Rassemblement inédit de Râles des genêts

Publié le par Jean-Louis Schmitt

Du jamais entendu depuis longtemps : les chants de plus d’une vingtaine de râles des genêts ont résonné dans le Ried de la Sarre. Ornithologues, services de l’État et agriculteurs se sont mobilisés pour protéger ces oiseaux au seuil de l’extinction en Alsace.

Le râle des genêts avait presque totalement disparu des prairies alsaciennes. Photo Jean-Marc Bronner – LPO

Le râle des genêts avait presque totalement disparu des prairies alsaciennes. Photo Jean-Marc Bronner – LPO

Comme les courlis cendrés dont ils partagent l’habitat et les habitudes de nidification, les râles des genêts se font de plus en plus rares en Alsace sous l’effet conjugué de la disparition des prairies riediennes et des fauches précoces. Ces dernières années, seuls trois individus chanteurs (des mâles avec des velléités de reproduction) avaient été répertoriés çà et là dans la région, « ce qui place le râle des genêts au seuil de l’extinction en Alsace », explique la LPO (Ligue pour la Protection des Oiseaux).

C’est dire l’heureuse surprise des ornithologues quand un agent de l’office national de la chasse et de la faune sauvage a indiqué avoir entendu plusieurs râles des genêts en ce début d’été. Au cours de prospections communes, la LPO et l’ONCFS ont entendu le chant de 23 à 25 mâles.

Ce rassemblement exceptionnel est sans doute « la conséquence des inondations de ce printemps, notamment dans les bassins de la Loire et de la Seine où l’oiseau n’a pratiquement pas été observé cet été », explique Eric Brunissen de la LPO Alsace. Les débordements de la Sarre ont été moins massifs et les populations habituellement dispersées se sont regroupées là pour nidifier, au point que les effectifs recensés en Alsace représentent 20 % de l’ensemble de la population nicheuse française.
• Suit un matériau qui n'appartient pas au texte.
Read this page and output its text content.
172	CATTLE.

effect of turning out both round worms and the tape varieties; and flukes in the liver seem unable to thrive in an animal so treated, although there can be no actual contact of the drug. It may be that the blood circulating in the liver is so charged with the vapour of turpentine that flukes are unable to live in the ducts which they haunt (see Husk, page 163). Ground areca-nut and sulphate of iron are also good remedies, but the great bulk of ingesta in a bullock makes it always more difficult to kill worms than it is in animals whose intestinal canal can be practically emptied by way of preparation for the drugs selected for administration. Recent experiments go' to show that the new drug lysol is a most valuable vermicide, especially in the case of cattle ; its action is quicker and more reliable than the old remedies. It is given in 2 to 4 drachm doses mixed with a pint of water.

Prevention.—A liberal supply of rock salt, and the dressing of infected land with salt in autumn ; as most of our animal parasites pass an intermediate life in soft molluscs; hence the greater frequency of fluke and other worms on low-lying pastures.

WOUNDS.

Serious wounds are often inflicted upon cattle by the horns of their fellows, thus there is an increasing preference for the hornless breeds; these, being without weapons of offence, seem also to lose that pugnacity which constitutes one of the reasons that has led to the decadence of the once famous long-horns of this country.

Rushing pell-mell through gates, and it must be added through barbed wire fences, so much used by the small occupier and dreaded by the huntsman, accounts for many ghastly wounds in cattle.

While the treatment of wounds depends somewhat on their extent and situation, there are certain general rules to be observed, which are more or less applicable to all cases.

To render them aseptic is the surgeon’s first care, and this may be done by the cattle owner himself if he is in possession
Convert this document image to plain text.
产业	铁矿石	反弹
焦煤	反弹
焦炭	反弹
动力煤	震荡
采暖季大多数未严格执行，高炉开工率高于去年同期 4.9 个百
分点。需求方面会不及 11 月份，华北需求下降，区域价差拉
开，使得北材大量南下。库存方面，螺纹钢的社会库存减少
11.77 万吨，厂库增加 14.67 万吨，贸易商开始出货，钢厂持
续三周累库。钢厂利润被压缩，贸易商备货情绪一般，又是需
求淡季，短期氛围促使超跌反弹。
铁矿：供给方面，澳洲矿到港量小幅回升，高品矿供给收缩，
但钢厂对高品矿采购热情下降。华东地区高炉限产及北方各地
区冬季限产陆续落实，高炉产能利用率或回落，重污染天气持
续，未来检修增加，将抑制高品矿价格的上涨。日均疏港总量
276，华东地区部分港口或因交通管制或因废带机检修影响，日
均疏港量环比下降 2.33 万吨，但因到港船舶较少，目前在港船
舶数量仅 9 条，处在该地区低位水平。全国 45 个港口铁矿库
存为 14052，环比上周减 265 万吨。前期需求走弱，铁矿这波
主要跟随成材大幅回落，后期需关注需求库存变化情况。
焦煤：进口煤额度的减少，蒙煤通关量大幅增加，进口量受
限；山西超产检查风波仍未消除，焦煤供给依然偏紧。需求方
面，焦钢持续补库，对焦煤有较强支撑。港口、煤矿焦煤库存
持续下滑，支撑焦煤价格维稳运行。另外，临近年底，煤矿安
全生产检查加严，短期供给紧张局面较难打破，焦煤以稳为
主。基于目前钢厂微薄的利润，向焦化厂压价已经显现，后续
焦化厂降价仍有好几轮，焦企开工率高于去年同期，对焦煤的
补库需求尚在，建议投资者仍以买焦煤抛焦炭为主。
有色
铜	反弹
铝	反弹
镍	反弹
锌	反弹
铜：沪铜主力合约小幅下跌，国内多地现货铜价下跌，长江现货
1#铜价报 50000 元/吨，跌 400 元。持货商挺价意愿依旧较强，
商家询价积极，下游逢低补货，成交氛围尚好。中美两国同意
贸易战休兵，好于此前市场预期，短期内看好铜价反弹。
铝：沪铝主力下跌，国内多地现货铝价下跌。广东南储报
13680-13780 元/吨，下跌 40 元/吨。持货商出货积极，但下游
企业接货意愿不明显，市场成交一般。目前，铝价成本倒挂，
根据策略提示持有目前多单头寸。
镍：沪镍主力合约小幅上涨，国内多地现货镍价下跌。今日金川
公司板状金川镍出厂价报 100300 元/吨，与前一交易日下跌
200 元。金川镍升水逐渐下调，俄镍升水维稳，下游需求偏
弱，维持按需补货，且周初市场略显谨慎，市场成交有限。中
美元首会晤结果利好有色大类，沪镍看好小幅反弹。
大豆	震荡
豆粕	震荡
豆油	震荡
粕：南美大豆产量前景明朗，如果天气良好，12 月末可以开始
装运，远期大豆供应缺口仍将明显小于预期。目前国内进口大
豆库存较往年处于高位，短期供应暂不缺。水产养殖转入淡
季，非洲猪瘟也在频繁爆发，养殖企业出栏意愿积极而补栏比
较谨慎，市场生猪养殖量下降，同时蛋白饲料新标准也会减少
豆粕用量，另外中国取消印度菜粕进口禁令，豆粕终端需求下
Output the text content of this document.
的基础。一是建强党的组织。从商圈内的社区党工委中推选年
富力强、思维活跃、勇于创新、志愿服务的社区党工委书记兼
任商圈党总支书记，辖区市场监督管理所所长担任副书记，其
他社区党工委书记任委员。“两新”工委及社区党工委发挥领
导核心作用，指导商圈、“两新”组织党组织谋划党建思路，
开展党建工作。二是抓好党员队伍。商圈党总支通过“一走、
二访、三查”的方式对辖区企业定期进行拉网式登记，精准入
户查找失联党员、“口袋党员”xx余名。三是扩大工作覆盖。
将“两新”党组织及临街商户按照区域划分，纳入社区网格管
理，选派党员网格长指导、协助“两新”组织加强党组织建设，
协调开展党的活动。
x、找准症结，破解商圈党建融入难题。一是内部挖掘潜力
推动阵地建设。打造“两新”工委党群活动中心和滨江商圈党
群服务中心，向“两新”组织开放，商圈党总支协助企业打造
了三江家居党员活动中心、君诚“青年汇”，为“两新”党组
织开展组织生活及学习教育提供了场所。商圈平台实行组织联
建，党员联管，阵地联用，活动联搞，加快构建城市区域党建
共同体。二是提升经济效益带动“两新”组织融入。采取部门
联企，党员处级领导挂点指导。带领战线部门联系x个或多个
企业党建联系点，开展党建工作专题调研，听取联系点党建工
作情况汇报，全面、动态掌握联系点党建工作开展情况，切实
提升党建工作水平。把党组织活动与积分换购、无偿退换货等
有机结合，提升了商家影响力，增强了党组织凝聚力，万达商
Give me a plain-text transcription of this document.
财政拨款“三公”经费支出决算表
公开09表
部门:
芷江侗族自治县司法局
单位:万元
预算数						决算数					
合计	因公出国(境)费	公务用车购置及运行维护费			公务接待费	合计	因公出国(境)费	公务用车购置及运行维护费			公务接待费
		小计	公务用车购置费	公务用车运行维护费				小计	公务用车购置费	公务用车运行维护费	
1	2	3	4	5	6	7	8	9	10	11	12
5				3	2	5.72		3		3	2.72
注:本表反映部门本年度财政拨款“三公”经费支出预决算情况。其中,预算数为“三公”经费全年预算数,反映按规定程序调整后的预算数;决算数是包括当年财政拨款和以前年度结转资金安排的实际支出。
Pareil rassemblement d’une espèce au statut tellement fragile qu’elle fait l’objet d’un plan national d’actions a immédiatement mobilisé la LPO et les services de l’État. Une fois les chanteurs précisément cartographiés, la LPO Alsace et l’ONCFS ont pris contact avec les exploitants des parcelles concernées (prairies de fauche), grâce au concours de la Chambre d’agriculture. Lors d’une réunion début juillet en mairie de Harskirchen, ils se sont attachés à convaincre les agriculteurs concernés de mettre en place des mesures de protection de ces oiseaux.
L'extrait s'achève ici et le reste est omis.